The report indicates that Meta’s approach reflects a more calibrated strategy compared to previous mass layoffs. Instead of sweeping cuts across the company at once, the firm is reportedly aligning workforce reductions with specific business priorities, performance metrics, and long-term efficiency goals. This phased approach suggests an attempt to minimise operational disruption while continuing to reallocate resources toward growth areas such as artificial intelligence, advertising infrastructure, and virtual and augmented reality.
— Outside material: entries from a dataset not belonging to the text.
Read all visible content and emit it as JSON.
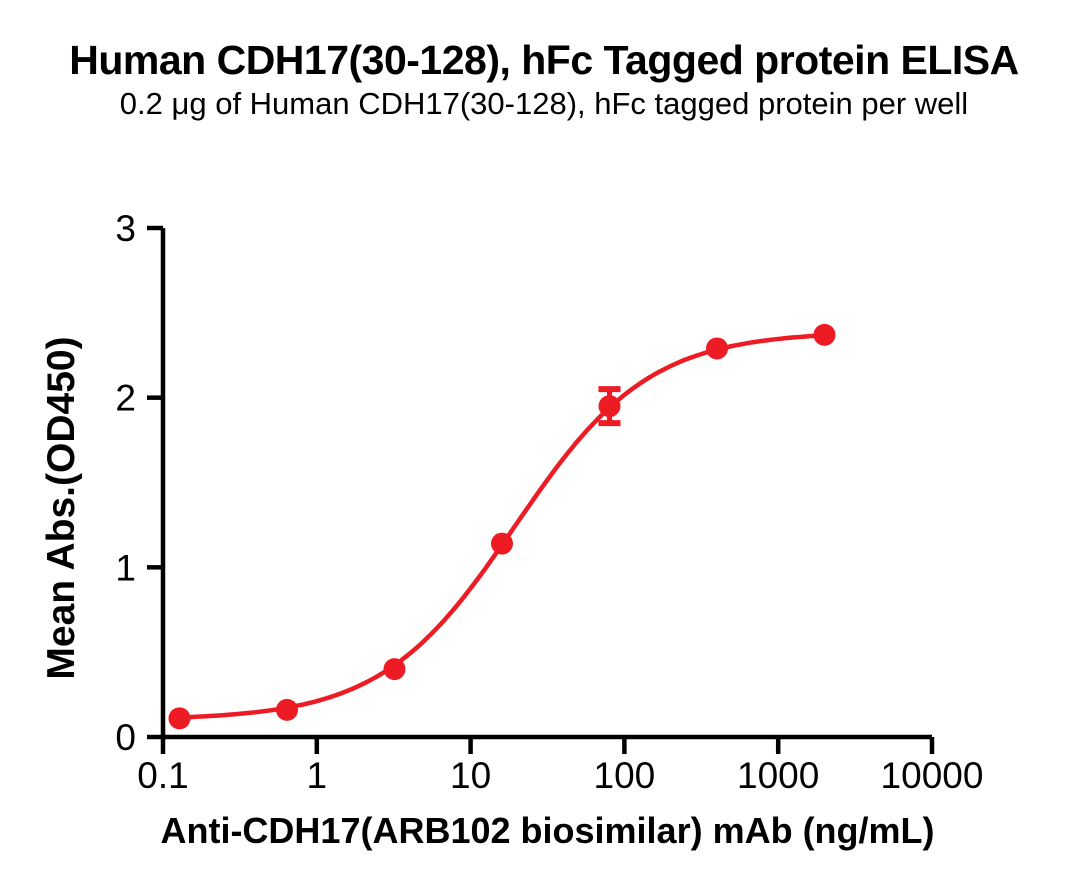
{
  "page": {
    "background": "#FFFFFF"
  },
  "header": {
    "title": "Human CDH17(30-128), hFc Tagged protein ELISA",
    "subtitle": "0.2 μg of Human CDH17(30-128), hFc tagged protein per well"
  },
  "chart_data": {
    "type": "scatter",
    "title": "Human CDH17(30-128), hFc Tagged protein ELISA",
    "subtitle": "0.2 μg of Human CDH17(30-128), hFc tagged protein per well",
    "xlabel": "Anti-CDH17(ARB102 biosimilar) mAb (ng/mL)",
    "ylabel": "Mean Abs.(OD450)",
    "x_scale": "log10",
    "xlim": [
      0.1,
      10000
    ],
    "ylim": [
      0,
      3
    ],
    "x_ticks": [
      0.1,
      1,
      10,
      100,
      1000,
      10000
    ],
    "x_tick_labels": [
      "0.1",
      "1",
      "10",
      "100",
      "1000",
      "10000"
    ],
    "y_ticks": [
      0,
      1,
      2,
      3
    ],
    "y_tick_labels": [
      "0",
      "1",
      "2",
      "3"
    ],
    "grid": false,
    "legend": "none",
    "axis_color": "#000000",
    "series": [
      {
        "name": "Anti-CDH17(ARB102 biosimilar) mAb",
        "color": "#ED1C24",
        "marker": "circle",
        "points": [
          {
            "x": 0.128,
            "y": 0.11,
            "err": 0
          },
          {
            "x": 0.64,
            "y": 0.16,
            "err": 0
          },
          {
            "x": 3.2,
            "y": 0.4,
            "err": 0
          },
          {
            "x": 16,
            "y": 1.14,
            "err": 0
          },
          {
            "x": 80,
            "y": 1.95,
            "err": 0.1
          },
          {
            "x": 400,
            "y": 2.29,
            "err": 0
          },
          {
            "x": 2000,
            "y": 2.37,
            "err": 0
          }
        ],
        "fit": {
          "model": "4PL",
          "bottom": 0.1,
          "top": 2.39,
          "ec50": 19.5,
          "hill": 1.0
        }
      }
    ]
  }
}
Meta has undergone significant restructuring over the past two years, including large layoffs in 2023 and 2024 as part of what Chief Executive Officer Mark Zuckerberg described as a “year of efficiency.” While those earlier efforts were aimed at flattening management layers and reducing costs after a pandemic-era hiring surge, the new round appears to be more targeted, focusing on underperforming teams and roles that may no longer align with the company’s strategic direction.

The Economic Times report also notes that additional cuts later this year could depend on evolving business conditions and internal performance reviews. This suggests that Meta is retaining flexibility in its workforce planning as it navigates macroeconomic uncertainty and intensifying competition in the technology sector.

Industry observers view the move as consistent with a broader trend among large technology firms, many of which have shifted from aggressive expansion to more disciplined operational models. With investments in AI infrastructure requiring substantial capital, companies like Meta are under pressure to optimise existing resources while maintaining profitability.

At the same time, the prospect of continued job reductions highlights ongoing volatility in the technology labour market. Even as demand for specialised skills in areas such as machine learning and data infrastructure grows, roles in other segments are increasingly vulnerable to restructuring and automation.

Meta has not publicly detailed the exact scale of the planned layoffs, and it remains unclear how different geographic regions or business units will be affected. However, the phased nature of the cuts underscores a longer-term recalibration rather than a one-time correction, reflecting the company’s evolving priorities in a rapidly shifting digital landscape.